With its deep roots in the pharmaceutical and science industries and a growing biotechnology startup space, Philadelphia was a natural fit for the company headquarters. Axonova was also recently named one of seven inaugural JPOD @ Philadelphia resident companies in November, through the University’s new collaboration with Johnson & Johnson Innovation and JLABS. “Along with an innovative environment that encourages the growth and success of small businesses like ours, the strong academic background in Philadelphia offers unparalleled access to talent and new ways of thinking,” says Dr. Ledebur. “Thanks to the Pennovation Center’s affiliation with the University of Pennsylvania, the Center provides a variety of unique resources and networking opportunities for us to tap into and take advantage of. These kinds of industrially-relevant connections are critical when it comes to facilitating the translation of novel technologies.”

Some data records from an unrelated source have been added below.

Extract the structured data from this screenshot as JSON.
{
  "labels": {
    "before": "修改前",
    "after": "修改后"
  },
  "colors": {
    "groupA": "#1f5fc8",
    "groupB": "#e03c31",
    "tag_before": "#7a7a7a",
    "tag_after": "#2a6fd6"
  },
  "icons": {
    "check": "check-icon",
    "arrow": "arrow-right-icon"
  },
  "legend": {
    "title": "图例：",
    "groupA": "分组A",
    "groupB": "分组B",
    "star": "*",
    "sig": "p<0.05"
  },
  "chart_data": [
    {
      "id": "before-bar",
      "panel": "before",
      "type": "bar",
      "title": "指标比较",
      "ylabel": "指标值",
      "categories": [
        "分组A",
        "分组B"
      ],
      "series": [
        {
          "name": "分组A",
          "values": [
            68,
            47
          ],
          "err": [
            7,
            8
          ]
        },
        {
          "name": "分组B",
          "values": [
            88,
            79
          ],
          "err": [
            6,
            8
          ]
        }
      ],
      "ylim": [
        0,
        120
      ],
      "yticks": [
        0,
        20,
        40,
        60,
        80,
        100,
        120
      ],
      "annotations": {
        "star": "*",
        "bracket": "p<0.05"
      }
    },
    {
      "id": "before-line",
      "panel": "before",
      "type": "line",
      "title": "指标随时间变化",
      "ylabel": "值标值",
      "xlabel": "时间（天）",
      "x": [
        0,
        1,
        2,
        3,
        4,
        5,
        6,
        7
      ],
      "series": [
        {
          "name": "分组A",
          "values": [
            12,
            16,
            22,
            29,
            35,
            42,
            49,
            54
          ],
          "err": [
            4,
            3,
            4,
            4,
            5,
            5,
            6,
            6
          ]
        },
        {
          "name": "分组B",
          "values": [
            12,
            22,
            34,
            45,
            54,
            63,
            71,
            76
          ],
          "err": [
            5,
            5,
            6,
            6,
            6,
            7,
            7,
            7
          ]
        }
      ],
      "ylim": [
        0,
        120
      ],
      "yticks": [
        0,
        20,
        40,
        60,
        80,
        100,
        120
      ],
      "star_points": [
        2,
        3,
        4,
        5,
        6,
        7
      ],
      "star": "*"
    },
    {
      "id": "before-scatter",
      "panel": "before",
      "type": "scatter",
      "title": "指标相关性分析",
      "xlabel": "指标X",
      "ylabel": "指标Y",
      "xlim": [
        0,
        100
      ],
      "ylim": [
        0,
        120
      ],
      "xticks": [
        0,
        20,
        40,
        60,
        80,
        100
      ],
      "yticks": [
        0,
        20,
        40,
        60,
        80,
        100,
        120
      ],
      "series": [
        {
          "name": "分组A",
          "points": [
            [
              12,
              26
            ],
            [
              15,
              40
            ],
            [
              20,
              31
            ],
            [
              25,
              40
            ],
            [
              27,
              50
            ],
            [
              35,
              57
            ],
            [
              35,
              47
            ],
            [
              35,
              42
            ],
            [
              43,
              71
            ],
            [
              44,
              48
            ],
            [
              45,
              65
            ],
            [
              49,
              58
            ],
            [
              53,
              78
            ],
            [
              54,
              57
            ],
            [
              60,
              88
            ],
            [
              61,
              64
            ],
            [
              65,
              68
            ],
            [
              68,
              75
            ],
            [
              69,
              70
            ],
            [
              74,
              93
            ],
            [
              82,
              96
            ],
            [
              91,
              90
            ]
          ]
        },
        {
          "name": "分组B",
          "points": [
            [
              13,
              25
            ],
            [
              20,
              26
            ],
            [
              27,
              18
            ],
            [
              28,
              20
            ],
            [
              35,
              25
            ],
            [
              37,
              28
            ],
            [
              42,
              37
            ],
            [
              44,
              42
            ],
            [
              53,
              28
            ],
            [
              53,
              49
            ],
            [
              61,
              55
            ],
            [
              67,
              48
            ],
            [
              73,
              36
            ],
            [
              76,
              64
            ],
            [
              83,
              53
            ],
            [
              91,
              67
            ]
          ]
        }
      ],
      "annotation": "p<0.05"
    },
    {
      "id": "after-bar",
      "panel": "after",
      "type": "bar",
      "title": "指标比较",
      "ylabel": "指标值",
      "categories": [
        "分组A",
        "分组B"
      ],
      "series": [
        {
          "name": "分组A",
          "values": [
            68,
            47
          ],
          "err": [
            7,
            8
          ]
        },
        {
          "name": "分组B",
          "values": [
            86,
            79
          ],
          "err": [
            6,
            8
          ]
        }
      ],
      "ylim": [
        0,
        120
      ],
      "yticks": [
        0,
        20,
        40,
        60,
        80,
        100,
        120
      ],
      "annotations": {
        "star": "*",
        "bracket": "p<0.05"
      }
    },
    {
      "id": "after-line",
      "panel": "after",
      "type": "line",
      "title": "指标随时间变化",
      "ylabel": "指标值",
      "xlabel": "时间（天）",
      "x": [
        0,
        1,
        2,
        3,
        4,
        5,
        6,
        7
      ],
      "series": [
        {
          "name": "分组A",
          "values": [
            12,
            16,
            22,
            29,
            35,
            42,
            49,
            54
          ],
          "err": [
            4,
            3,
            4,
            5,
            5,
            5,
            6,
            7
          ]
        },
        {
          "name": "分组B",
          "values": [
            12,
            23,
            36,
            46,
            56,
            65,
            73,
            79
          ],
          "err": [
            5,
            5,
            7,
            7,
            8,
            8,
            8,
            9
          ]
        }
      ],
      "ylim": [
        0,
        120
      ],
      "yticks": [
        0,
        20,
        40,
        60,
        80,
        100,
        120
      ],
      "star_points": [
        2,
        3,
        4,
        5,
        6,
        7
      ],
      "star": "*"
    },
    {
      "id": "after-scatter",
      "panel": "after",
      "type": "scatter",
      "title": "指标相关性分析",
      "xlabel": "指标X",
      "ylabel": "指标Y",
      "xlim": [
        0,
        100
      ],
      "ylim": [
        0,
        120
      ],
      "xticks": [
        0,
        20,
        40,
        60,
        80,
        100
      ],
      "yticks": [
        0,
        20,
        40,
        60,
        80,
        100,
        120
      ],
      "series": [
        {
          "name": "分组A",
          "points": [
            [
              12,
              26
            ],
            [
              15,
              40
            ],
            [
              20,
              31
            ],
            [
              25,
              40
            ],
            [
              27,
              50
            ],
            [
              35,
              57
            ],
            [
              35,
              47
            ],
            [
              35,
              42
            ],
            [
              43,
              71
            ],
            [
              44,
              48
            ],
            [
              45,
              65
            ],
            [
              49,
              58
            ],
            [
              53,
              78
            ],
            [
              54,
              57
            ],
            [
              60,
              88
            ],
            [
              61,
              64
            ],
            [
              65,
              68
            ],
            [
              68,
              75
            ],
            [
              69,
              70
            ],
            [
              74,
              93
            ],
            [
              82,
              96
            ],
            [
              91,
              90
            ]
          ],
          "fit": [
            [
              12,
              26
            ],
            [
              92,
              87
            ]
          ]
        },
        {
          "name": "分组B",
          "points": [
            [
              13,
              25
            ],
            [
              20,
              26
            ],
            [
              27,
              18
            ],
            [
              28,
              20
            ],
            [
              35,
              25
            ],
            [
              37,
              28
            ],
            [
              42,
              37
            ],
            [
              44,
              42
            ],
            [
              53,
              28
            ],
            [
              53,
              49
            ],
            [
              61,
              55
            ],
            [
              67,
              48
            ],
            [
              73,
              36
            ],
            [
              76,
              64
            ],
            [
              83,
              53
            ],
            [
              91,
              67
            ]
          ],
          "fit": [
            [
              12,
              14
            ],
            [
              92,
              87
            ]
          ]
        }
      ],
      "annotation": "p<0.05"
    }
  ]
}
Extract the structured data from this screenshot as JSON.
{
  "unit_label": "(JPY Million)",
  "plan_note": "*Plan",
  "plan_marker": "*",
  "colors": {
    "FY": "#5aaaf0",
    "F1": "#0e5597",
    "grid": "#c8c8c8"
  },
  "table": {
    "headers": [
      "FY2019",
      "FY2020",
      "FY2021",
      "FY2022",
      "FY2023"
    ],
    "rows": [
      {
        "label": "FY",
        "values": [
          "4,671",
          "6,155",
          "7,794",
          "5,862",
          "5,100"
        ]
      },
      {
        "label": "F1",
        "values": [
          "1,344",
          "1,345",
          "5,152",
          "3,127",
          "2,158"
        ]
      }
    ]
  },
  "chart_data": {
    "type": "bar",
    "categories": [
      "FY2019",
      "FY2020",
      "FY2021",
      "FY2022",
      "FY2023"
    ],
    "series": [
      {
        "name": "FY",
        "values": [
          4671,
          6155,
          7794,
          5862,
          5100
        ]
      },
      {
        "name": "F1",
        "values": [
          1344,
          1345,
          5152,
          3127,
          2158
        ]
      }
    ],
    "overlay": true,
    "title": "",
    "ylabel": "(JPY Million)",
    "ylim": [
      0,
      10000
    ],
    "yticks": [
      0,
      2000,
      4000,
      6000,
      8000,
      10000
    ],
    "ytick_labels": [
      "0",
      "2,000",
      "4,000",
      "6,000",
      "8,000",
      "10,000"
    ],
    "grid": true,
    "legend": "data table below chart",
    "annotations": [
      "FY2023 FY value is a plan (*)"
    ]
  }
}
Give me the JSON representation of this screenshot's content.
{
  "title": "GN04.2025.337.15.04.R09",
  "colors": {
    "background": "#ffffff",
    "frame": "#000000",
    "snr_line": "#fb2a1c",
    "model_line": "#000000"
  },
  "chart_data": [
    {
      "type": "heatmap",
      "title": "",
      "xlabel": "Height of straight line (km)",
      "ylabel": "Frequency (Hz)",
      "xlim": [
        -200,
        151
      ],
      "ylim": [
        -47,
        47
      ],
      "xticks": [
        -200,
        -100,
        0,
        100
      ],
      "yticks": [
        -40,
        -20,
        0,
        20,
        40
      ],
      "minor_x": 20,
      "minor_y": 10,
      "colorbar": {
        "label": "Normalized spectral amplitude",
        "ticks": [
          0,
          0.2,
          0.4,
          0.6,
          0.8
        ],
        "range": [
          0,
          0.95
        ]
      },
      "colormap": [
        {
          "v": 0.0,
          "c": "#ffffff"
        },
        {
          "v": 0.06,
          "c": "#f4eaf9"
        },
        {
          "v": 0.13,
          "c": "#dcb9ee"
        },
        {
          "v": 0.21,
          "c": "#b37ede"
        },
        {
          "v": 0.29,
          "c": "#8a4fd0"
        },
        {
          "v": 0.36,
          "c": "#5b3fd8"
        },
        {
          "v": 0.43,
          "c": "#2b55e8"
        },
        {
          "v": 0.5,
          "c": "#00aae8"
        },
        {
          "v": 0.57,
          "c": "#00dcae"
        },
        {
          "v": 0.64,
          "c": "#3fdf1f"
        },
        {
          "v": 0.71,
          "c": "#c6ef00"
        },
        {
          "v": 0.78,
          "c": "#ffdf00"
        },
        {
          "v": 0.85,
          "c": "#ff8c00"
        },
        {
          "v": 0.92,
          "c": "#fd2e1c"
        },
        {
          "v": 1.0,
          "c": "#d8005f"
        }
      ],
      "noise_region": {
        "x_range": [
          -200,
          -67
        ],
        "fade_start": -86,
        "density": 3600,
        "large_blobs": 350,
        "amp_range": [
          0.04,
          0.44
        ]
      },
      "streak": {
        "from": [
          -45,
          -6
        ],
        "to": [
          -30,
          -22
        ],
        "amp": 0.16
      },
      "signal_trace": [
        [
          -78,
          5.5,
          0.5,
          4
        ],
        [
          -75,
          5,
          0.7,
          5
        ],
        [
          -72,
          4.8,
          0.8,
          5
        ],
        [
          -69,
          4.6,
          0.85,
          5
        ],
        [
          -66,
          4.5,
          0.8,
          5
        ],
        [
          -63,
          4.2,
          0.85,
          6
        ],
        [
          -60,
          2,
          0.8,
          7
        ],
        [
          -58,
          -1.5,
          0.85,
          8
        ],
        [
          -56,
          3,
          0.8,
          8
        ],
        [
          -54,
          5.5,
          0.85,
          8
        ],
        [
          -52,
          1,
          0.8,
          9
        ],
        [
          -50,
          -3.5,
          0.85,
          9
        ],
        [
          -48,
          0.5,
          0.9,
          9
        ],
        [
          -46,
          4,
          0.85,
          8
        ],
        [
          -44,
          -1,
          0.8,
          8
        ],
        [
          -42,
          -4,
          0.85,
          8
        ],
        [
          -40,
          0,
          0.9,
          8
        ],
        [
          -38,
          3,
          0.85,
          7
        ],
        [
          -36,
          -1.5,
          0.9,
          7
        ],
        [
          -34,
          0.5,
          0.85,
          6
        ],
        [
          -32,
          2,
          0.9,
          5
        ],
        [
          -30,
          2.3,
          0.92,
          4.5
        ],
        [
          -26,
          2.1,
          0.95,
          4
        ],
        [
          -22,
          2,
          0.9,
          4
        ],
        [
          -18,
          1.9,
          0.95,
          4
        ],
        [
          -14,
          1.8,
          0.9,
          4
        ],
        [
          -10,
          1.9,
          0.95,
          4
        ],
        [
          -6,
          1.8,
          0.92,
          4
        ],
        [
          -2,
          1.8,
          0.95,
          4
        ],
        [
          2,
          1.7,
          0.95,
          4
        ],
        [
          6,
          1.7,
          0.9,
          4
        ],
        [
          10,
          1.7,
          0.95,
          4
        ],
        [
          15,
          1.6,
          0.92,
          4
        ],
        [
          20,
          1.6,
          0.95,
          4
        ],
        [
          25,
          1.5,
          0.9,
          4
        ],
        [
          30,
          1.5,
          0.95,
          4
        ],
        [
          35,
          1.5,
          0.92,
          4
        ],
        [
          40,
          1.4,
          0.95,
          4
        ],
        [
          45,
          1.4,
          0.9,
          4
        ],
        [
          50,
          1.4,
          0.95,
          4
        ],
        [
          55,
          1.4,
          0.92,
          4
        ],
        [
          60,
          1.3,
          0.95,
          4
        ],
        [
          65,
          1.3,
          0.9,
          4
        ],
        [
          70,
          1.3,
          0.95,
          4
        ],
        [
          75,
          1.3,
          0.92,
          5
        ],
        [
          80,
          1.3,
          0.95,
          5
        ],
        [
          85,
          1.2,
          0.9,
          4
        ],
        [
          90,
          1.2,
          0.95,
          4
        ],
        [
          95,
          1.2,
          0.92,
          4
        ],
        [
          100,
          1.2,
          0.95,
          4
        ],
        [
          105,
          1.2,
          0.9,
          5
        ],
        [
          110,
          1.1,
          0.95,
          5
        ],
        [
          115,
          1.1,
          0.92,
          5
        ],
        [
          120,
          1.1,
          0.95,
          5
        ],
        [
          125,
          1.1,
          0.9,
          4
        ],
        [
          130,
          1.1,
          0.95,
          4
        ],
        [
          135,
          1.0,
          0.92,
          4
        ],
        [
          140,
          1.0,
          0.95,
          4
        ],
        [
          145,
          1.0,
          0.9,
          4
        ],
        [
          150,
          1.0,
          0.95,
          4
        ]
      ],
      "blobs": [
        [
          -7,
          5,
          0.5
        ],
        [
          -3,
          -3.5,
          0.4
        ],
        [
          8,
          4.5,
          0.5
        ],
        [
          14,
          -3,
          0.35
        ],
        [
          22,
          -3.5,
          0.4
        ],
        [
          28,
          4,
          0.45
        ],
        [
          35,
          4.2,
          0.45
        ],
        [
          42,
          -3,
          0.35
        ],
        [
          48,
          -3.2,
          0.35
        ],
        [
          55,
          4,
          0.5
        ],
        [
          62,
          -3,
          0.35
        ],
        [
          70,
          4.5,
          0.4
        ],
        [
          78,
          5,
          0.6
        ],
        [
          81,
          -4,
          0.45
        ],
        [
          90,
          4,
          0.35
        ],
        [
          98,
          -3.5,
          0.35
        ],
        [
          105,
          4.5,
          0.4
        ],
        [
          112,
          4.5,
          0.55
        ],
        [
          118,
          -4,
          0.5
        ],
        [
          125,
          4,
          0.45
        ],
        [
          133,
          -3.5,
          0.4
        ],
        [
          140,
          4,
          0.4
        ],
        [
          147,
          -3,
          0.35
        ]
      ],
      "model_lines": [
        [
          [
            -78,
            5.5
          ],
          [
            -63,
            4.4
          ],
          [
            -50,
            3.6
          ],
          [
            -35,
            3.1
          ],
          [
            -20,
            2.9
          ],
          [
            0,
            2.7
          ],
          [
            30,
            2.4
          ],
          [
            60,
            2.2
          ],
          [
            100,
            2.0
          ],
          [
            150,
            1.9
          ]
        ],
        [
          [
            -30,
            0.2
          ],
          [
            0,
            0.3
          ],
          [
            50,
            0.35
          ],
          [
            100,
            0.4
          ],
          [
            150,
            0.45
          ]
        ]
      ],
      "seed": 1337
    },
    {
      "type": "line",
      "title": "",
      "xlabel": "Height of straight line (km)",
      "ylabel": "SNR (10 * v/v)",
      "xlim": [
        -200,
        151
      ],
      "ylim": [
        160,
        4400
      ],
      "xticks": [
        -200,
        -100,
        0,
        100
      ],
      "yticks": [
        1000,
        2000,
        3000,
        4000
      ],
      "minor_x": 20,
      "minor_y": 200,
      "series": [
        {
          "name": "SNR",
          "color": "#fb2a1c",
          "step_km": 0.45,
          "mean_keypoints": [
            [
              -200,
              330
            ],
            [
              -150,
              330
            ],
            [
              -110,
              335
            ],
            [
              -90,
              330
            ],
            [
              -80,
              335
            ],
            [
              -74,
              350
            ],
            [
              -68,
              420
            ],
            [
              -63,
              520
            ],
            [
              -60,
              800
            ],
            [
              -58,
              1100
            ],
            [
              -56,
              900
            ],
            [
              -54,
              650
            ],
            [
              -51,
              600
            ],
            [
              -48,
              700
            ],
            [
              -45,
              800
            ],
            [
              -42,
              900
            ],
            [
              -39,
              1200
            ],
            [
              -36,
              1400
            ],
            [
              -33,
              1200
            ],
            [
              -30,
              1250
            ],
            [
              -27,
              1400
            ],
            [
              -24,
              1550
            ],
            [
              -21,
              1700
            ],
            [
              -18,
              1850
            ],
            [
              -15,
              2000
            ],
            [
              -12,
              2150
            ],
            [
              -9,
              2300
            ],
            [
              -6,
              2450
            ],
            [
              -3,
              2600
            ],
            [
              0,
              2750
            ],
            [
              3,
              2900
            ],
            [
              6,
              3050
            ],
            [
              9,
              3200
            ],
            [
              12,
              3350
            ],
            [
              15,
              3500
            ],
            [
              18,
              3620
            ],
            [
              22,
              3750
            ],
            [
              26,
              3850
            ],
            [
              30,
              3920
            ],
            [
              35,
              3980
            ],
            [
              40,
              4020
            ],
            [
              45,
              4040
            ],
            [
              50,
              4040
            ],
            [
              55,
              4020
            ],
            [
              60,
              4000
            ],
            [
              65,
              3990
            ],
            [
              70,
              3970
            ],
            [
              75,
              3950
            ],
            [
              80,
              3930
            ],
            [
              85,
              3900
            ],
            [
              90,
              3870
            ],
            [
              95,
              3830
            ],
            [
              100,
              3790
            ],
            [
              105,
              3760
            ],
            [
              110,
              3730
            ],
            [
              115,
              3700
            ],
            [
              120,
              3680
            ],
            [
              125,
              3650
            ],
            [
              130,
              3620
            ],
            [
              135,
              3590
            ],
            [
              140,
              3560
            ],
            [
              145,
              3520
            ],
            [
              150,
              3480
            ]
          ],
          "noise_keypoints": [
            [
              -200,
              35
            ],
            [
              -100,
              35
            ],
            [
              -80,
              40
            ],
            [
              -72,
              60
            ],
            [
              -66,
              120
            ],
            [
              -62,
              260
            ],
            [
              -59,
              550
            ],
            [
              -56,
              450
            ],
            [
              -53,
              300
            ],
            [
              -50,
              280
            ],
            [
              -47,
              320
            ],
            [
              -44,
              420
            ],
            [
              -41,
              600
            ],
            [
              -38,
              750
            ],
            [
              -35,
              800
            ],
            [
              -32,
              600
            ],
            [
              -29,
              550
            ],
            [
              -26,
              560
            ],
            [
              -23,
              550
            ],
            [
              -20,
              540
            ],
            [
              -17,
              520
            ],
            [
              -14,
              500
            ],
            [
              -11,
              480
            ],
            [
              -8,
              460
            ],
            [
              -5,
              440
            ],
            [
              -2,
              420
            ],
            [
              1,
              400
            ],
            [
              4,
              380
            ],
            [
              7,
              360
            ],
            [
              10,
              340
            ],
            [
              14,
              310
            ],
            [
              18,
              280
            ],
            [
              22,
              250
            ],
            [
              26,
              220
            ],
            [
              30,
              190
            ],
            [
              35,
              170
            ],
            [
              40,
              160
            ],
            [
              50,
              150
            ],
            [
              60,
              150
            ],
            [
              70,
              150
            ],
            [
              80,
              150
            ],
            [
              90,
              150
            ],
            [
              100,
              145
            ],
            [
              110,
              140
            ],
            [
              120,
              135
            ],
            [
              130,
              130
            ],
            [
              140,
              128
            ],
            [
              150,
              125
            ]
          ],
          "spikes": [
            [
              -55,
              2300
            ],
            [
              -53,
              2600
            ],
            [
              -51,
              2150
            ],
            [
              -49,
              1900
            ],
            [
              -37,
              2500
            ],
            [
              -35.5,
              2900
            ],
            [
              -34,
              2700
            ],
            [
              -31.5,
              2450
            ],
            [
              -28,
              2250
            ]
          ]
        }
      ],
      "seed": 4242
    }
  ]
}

“Entrepreneurs drawn to the Pennovation Center join for all kinds of reasons, from access to the University network and inherently collaborative atmosphere to proximity to a major metropolitan area and highly educated workforce,” says Anne Papageorge, Vice President, Facilities & Real Estate Services at Penn. “No matter what the primary motivations, companies at Pennovation have one central aspiration in common: to take their work to the next level and offer a window into a better future. Axonova is joining a community of scientific, academic, and commercial innovators with unmatched dreams and dedication, and we are excited to welcome them.”
About The Pennovation Center
The Pennovation Center is a 58,000 square-foot three-story facility designed for start-up companies, entrepreneurs, and inventors looking to be part of a unique community of innovators, and includes a full service technology incubator; basic wet and dry laboratories; private offices, Inventor Garages, as well as a coworking space for up to 200 members, operated by 1776. It opened in October 2016 as the centerpiece of the University of Pennsylvania’s Pennovation Works, a 23-acre development adjacent to the University campus on the southern bank of the Schuylkill River providing facilities and amenities to bridge intellectual and entrepreneurial initiatives among University researchers, private sector innovators, and start-ups. Owned by the University, and operated by its Division of Facilities and Real Estate Services, Pennovation Works houses research labs from Penn’s schools of Arts & Sciences, Dental Medicine, Design, Engineering & Applied Science, and Veterinary Medicine, and companies such as Qualcomm Philadelphia Research Lab, Netronix, and Limelight Bio. Approximately 85 companies and 350 innovators are currently located at Pennovation, where ideas go to work.